Special Report
A special report is content that is edited and produced by the special reports unit within The Irish Times Content Studio. It is supported by advertisers who may contribute to the report but do not have editorial control.

Knowledge and luck criticial to succesful day trading

‘Betting on short-term price movements, you’re looking to buy low and sell over a short period’

Those who do get involved in day trading say it’s a lucrative career, but the losses can far outweigh any profits to be made.
Those who do get involved in day trading say it’s a lucrative career, but the losses can far outweigh any profits to be made.

Previously trading actively on the stock market would only have been carried out by individuals working for large financial institutions. However through online trading it has become easier for anybody willing to take a punt to get in the game.

Day traders are usually well educated and are not risk adverse. However, amateurs have been caught out on the idea that they can get rich quick and many traditional financial advisers urge caution about day trading.

Traditional investors buy and hold stock, deriving income from the investment and in the future may liquidate the assets if they have appreciated in value. Day traders buy and sell within the same day, rarely holding a position overnight or after the markets close. Those who get involved in day trading say it’s a lucrative career, but the losses can far outweigh any profits to be made, according to Paul Stewart, lecturer in Financial Services at Ulster University.

Real investing is a longer-term deal

While there are lots of companies now providing this service, it’s hard to find the benefits to this type of trading, Stewart says.

READ MORE

“They are not buy and hold investors, which is what traditional investing is.
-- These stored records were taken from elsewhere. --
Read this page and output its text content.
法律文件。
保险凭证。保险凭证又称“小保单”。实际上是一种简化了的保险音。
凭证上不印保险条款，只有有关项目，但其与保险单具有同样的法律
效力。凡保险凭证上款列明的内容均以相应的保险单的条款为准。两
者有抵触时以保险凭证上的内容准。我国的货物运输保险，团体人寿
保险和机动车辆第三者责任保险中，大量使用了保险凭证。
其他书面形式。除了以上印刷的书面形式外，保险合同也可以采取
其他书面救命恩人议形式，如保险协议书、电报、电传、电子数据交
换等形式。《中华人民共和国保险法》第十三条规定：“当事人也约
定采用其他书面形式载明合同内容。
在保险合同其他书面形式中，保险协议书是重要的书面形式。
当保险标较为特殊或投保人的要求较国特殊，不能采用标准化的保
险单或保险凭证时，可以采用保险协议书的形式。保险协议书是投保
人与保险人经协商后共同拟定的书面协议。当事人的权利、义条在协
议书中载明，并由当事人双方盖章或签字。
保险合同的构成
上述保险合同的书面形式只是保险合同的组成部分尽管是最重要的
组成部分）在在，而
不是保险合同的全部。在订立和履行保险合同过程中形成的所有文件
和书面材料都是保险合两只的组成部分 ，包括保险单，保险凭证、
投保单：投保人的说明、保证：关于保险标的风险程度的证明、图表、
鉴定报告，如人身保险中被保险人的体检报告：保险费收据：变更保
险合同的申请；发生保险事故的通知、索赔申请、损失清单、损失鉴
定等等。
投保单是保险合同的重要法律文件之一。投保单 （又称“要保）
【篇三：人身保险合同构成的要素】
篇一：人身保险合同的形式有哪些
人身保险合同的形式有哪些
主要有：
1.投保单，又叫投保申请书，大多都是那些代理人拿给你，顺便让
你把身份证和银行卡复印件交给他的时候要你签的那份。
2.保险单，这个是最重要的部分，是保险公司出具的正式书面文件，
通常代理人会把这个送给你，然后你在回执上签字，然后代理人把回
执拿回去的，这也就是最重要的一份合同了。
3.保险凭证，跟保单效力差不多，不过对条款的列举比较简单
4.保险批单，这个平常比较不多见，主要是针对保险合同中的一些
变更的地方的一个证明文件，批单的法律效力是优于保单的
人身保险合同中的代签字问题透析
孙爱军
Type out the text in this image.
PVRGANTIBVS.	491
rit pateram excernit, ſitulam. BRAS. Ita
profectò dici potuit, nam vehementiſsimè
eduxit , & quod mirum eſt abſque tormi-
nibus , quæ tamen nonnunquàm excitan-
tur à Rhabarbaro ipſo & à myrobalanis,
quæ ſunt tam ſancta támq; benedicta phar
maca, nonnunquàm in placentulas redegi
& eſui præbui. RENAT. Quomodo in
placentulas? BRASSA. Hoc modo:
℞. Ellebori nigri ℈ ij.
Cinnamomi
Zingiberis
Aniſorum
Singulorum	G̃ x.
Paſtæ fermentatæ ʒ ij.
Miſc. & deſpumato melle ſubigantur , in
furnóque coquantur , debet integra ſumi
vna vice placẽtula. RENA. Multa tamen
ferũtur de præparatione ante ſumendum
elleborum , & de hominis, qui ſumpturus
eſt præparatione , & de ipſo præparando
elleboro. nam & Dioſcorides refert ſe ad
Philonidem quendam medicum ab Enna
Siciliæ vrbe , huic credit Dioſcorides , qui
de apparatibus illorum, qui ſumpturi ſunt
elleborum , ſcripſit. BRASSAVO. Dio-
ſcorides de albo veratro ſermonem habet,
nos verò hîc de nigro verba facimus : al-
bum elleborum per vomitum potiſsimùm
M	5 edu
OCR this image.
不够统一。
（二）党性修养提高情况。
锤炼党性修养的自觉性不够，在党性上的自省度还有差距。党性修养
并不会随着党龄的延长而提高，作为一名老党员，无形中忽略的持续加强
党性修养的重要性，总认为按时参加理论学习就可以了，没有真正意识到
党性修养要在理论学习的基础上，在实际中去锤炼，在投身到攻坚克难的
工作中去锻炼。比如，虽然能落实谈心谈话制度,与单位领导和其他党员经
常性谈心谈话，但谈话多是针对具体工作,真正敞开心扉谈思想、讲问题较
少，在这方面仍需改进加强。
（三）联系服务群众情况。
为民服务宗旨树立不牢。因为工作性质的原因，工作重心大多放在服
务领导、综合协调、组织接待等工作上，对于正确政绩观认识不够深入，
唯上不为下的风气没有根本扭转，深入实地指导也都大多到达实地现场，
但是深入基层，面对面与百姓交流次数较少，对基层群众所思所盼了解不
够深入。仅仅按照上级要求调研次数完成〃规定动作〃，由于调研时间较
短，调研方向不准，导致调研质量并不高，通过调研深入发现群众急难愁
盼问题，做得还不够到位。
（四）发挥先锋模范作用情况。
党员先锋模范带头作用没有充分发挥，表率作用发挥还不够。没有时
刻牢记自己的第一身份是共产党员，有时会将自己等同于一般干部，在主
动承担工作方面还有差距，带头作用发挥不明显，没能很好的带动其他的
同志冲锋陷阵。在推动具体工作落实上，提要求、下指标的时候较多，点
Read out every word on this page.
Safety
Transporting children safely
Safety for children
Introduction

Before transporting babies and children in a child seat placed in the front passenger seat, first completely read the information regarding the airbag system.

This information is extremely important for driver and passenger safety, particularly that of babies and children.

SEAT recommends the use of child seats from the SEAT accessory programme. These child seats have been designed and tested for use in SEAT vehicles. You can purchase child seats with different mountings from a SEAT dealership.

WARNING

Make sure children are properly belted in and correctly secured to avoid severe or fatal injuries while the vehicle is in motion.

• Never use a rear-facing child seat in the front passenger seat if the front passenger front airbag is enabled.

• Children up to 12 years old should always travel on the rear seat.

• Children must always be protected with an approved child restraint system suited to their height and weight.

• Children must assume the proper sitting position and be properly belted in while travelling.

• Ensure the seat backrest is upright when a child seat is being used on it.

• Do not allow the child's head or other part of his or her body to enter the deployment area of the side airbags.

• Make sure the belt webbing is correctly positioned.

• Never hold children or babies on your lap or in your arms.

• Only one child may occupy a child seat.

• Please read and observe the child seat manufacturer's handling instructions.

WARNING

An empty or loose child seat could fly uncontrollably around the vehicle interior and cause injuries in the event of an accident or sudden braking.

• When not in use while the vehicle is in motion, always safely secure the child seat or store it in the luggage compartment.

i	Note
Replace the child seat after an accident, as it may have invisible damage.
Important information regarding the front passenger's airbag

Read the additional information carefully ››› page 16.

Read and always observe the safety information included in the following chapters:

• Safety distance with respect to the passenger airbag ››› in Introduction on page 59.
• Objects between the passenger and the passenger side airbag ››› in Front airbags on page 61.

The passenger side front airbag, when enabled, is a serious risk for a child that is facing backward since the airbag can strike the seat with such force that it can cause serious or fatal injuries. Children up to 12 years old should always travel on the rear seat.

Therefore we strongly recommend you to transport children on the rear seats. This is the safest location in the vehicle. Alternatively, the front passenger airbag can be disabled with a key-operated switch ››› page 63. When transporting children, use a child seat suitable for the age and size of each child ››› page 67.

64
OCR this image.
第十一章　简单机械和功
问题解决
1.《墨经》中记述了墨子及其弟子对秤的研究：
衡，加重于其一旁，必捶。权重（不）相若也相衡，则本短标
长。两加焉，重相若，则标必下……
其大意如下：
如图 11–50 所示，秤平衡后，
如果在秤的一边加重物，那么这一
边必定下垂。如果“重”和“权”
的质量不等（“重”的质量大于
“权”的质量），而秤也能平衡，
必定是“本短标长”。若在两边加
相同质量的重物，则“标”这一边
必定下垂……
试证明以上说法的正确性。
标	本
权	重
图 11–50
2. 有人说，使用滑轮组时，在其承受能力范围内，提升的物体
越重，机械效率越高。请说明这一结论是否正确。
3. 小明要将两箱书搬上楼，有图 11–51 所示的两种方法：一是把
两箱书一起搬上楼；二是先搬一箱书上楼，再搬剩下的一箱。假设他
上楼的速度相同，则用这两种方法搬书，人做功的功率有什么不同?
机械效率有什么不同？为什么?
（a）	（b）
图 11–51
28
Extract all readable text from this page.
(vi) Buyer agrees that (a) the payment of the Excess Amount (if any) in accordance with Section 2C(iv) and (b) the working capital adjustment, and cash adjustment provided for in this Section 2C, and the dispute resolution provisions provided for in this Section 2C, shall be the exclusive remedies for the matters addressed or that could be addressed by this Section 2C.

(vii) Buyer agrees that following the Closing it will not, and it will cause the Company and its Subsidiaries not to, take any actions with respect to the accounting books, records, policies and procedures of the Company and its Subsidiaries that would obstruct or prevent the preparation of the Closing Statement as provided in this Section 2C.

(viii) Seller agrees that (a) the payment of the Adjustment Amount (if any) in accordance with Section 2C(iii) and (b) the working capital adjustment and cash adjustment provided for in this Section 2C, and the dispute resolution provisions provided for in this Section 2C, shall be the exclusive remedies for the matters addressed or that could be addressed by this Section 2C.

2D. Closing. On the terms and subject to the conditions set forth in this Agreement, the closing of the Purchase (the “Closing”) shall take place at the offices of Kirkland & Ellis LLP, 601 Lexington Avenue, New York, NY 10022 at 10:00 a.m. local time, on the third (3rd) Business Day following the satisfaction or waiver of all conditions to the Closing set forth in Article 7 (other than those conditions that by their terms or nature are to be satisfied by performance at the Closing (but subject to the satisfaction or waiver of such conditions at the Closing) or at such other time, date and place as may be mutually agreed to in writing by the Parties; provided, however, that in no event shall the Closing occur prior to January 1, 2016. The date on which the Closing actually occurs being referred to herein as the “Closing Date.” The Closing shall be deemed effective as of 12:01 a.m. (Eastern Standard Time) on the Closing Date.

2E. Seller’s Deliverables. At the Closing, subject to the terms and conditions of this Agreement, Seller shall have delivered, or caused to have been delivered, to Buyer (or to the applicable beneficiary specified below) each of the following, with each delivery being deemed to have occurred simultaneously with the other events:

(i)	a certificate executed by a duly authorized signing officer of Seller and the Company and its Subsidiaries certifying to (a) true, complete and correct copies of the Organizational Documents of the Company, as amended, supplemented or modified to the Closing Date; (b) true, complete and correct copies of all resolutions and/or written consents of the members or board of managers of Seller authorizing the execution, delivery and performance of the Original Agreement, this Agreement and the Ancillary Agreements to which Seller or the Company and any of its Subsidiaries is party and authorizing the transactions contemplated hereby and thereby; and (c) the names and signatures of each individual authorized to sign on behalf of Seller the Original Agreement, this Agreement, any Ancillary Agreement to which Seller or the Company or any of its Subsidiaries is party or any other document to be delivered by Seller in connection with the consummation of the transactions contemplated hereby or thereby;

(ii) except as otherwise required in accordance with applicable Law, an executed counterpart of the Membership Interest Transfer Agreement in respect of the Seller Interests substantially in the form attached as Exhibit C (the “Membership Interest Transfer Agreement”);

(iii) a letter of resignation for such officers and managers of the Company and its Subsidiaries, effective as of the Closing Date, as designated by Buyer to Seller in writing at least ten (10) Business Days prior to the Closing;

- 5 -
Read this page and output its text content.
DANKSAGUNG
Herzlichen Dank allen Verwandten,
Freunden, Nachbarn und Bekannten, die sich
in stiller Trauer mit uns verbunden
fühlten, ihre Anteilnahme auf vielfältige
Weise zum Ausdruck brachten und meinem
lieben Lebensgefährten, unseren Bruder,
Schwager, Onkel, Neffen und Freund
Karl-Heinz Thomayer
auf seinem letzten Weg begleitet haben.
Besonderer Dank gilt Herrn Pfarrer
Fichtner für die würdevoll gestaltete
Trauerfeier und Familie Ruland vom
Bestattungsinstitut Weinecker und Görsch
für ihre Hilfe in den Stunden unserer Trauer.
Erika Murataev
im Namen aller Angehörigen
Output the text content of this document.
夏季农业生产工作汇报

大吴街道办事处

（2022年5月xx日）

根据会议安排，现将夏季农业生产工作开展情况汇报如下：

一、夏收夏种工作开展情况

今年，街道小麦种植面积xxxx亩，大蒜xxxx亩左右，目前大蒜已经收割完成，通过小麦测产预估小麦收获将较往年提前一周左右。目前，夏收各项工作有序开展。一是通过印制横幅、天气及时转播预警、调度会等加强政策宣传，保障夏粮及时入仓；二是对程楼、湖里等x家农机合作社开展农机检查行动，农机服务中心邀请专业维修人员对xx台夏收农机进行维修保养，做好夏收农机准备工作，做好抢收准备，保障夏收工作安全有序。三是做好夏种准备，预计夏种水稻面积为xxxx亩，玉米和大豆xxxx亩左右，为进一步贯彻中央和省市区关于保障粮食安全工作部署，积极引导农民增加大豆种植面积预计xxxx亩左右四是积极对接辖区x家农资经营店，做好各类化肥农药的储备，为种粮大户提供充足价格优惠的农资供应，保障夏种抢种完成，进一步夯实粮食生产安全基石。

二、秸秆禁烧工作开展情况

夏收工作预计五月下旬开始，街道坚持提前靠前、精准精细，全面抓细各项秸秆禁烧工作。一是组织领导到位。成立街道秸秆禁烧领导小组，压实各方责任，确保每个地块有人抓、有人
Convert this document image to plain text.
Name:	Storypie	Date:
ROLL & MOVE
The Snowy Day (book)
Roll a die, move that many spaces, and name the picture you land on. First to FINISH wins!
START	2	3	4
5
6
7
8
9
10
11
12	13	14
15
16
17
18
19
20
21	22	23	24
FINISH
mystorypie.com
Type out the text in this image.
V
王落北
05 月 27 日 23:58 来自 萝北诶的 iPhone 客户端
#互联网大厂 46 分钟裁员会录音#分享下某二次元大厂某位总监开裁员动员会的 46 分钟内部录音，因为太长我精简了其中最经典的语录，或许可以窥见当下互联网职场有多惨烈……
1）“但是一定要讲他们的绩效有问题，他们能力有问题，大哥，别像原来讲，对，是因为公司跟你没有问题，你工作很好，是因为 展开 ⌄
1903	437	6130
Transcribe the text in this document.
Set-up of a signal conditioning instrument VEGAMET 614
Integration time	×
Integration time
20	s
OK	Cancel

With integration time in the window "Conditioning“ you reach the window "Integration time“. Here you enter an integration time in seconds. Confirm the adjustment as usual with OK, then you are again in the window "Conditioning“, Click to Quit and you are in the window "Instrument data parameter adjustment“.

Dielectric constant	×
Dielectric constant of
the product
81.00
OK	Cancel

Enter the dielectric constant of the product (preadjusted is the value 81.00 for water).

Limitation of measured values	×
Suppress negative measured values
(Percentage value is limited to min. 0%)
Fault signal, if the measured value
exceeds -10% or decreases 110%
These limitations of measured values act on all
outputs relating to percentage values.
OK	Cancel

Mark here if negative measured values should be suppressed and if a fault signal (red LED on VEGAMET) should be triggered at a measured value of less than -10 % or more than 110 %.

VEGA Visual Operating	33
Real investing is a longer-term deal,” he says.

“It’s a little bit more acceptable than going to the bookmakers but it’s not much different for amateur investors and really is just an alternative form of betting,” he says.

Stewart says while it can “possibly” be done profitably, losses can “absolutely” be accrued.

AI can grow and learn, so you're playing games against computers pretty much

“People have to appreciate what they’re playing against. You’re betting on short-term price movements, looking to buy low and sell over a short period. You look for a price you think is going to fall and you will short that asset, which is taking a bet that the asset will fall and you profit from that. Way more than half of trading is being conducted algorithmically, so people with enormous resources are writing computer programmes to look for signals of where they think the prices will rise or fall and place trades automatically either to buy or sell,” he says.

Trading is slowly evolving into the use of AI. “The algorithm is rigid so it keeps doing the same thing over and over again. But AI can grow and learn, so you’re playing games against computers pretty much,” he says.

Contract for difference

Stewart explains one of the common ways of day trading – a contract for differences (CFD) is a financial contract between a trader and broker that pays the differences in the settlement price between the opening and closing trades.

“Let’s say I want to buy 100 shares in a company that cost €10 euro per share, that’s €10K. Those shares go up a euro, you make 10 per ent but you need the €10K to begin with. The CFD provider says you don’t have to put up all the money to buy 100 per cent of those shares, you put up a percentage and they will lend you the rest. If the share goes up by a euro, you’re making a euro per share but your outlay may have only been 5 per cent of the value of the shares in first place. Therefore your return is only a percentage. If it makes a loss, it’s going to amplify losses as well. They are treating 95 per cent as if it was a loan although there was no loan made, but they will still charge you interest on this,” he says.

“This example does ignore the effect of spreads when investors buy in. In other words you buy in at a higher price and sell at a lower price, rather like the foreign exchange desk in your high street bank.

“You are unlikely to be able to buy in/cash out at a single price. So the value of the underlying has to “cross the spread” before any gain accrues to the investor,” he says.

While day trading can be profitable for some, there are many disadvantages and Stewart reiterates: the stakes are far higher for those that do participate.